The Finnish finance minister has said all eurozone countries are making contingency plans in case the currency union breaks up. With debt downgrades, bond market anomalies, troubled bailouts, and austerity packages with their associated riots becoming the new EU norm, their worries are obviously justified.
Moody’s downgraded Italy’s government bond rating two notches from A3 to Baa2. This is just above junk status. Moreover, the outlook is negative with further downgrades possible in the near future. So what happened in the Italian government bond auction this morning? Did buyers demand higher interest rates to buy Italy’s increasingly risky debt as basic economic principles would predict?
No they didn’t. Italy sold 3.5 billion of three-year bonds at an average yield of 4.65%, much less than the 5.3% it had to pay last month. How is this possible? Apparently Italian banks couldn’t resist an urge to grossly overpay for their governments newly issued debt. The ECB was most certainly backing them up behind the scenes. If this is how Italian banks do business, can we assume that they’re solvent?
There is little need to pose that question for Spanish banks. Recent data indicate that they borrowed 365 billion in June from the ECB — a record amount. This compares to 325 billion in May. These numbers indicate that Spanish banks have been closed out of the interbank lending market (a good indication of insolvency). The highly troubled Spanish banking sector, which has 3 trillion in debt on its books, will be receiving an immediate infusion of 30 billion in bailout funds from the EU and another 45 billion in November. This represents 2.5% of its total debt and that amount is supposed to fix the problem. The actual funds needed will be many times that. It is impossible to say exactly how much because the financial numbers for Spanish banks are not reliable.
Spain seems to be following Greece’s descent into a self-reinforcing economic collapse. This week Prime Minister Rajoy announced further budget cuts of 65 billion over the next two years. VAT was raised from 18% to 21%. Almost a quarter of the Spanish work force is unemployed, even worse than Greece’s 22.5%. Spain though seems to be making a more serious effort at fiscal austerity than Greece. According to reports in the German daily Rheinische Post, the troika on its latest visit found that the Greek government failed to implement 210 of the 300 budget savings requirements it had agreed to in exchange for its bailout money.
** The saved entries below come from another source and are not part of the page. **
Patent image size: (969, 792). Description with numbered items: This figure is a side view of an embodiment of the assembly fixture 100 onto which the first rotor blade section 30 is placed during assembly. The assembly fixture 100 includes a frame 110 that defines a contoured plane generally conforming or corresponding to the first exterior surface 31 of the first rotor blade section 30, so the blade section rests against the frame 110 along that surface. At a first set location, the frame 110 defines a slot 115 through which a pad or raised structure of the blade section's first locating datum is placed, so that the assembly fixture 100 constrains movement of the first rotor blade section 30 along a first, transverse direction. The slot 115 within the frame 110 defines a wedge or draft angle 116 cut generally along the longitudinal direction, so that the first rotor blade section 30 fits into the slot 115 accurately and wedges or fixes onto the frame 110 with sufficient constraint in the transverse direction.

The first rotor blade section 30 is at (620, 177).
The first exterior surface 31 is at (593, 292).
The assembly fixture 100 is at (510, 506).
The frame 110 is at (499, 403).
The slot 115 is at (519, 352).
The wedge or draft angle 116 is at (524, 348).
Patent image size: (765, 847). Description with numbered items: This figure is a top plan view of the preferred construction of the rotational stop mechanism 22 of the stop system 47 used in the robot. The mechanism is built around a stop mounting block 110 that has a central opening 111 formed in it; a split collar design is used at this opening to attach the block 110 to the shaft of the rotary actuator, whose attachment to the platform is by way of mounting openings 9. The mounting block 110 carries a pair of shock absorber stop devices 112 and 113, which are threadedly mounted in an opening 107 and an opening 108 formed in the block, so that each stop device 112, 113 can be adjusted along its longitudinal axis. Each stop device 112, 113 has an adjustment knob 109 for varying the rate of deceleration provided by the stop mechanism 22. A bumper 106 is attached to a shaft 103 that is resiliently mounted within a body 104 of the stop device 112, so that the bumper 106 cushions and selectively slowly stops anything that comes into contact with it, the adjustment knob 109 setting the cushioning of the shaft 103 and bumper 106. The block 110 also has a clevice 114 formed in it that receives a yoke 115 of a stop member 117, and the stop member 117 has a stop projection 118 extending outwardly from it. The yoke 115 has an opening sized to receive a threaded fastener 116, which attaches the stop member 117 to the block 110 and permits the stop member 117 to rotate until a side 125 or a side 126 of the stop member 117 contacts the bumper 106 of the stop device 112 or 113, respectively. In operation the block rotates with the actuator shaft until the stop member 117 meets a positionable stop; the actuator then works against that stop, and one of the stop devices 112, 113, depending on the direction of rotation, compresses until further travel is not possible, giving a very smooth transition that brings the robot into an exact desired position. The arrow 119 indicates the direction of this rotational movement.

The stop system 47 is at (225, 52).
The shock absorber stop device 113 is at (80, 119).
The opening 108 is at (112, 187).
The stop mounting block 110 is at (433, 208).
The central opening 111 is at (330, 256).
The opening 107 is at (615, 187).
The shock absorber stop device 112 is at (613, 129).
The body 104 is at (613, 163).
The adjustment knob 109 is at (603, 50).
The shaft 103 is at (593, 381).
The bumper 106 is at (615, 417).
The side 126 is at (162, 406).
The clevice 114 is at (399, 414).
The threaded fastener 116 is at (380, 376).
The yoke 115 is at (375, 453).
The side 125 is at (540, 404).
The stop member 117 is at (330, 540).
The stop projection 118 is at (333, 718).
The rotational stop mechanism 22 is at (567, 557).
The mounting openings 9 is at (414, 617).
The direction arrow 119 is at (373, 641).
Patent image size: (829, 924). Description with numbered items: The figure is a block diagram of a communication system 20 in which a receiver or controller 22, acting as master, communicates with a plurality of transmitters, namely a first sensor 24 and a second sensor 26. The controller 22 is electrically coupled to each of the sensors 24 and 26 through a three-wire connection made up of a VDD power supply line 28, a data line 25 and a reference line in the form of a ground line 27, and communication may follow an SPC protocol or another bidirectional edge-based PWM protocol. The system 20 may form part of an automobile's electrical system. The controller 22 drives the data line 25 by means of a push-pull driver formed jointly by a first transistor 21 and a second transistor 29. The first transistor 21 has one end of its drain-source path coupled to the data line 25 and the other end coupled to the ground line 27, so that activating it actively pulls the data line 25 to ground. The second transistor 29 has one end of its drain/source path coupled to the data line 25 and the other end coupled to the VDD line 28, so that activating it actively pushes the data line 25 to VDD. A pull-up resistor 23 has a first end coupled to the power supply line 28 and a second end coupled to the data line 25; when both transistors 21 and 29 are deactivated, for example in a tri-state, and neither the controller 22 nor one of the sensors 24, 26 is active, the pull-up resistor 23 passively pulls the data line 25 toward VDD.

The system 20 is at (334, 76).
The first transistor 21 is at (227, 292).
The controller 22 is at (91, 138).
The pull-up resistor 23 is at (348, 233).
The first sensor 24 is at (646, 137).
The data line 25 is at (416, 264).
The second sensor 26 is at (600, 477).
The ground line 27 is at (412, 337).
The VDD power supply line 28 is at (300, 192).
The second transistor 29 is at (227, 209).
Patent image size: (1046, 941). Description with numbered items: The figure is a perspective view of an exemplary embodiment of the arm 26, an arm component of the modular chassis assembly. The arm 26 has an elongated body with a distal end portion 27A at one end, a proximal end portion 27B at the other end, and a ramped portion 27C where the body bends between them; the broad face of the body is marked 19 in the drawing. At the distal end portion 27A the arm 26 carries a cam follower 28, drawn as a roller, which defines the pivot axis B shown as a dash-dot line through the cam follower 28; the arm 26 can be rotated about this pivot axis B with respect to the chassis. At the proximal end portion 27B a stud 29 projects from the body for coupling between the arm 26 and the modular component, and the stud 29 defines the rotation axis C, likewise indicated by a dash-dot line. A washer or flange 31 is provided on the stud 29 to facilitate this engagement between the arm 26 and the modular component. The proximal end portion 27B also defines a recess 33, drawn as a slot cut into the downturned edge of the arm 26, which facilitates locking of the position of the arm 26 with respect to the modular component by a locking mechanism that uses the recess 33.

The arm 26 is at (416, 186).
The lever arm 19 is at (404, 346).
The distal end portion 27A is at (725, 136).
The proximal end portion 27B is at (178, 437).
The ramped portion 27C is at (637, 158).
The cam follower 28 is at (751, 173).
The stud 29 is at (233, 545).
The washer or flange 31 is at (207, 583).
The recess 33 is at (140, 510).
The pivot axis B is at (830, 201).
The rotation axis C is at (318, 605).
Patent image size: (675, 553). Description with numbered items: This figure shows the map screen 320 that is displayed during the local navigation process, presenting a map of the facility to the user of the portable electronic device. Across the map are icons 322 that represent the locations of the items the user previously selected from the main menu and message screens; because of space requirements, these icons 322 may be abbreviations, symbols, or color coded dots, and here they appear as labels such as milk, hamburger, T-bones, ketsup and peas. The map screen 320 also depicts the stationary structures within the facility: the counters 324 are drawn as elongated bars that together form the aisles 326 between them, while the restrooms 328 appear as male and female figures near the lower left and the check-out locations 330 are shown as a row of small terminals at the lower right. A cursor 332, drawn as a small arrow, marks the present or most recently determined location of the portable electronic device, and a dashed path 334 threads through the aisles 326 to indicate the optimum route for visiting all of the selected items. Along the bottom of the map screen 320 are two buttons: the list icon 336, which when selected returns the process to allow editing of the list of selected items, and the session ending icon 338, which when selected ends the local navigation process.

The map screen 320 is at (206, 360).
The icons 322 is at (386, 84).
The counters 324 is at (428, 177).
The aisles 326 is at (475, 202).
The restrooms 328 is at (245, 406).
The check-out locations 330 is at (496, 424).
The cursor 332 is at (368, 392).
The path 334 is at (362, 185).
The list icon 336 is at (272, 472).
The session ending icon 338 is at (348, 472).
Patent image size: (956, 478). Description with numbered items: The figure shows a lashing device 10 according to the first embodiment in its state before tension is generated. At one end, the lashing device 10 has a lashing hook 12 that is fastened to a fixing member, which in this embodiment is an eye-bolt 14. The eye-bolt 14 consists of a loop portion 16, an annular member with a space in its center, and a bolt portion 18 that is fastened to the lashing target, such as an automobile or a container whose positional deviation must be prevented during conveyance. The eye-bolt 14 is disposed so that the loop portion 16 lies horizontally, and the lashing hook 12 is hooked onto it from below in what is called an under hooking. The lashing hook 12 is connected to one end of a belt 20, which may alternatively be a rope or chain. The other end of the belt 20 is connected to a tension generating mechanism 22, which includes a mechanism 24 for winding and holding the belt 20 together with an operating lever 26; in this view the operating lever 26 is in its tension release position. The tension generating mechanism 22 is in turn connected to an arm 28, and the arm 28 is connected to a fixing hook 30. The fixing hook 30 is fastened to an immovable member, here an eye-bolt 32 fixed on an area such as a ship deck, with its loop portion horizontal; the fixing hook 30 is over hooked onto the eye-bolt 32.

While interest rates are pushing against unsustainable levels in Spain and Italy, they have gone to theoretically impossibly low levels in northern Europe. Negative interest rates first appeared in government debt in Denmark and the Netherlands last December. Then Germany paid negative rates on some of its short-term bonds starting in January. This week, France sold six-month Treasuries at a yield of -0.03% and two-year bonds at -0.001%. Below zero yields are a sign of severe market stress.
The euro (NYSE:FXE) this week has traded below 1.22 to the U.S. dollar, but is slightly higher today. Investors should watch the 1.20 level. If the euro breaks and stays below this area of support, it could drop to parity with the dollar. The major central banks would intervene to prevent this though, so the ride down wouldn’t be smooth.
Stock markets (NYSE:VT) reacted bullishly in late June and early July to the news of further bailouts in the EU. Most traders didn’t ask where the money would come from, nor if the plans were even legally possible. They may not be. The German constitutional court will be ruling whether or not Angela Merkel’s promises to participate in the ESM (European Stability Mechanism) can go forward. Even if they rule favorably, there is little actual money committed to the ESM. More money printing (and the ECB has already done quite a bit) is the only option left to fund the various bailout schemes to save the euro. Of course, it’s logically absurd that a fiat currency could be saved by producing excess amounts of it.
The same is true for trying to solve a debt crisis by taking on more debt. But hope reigns eternal in the land of euro make believe.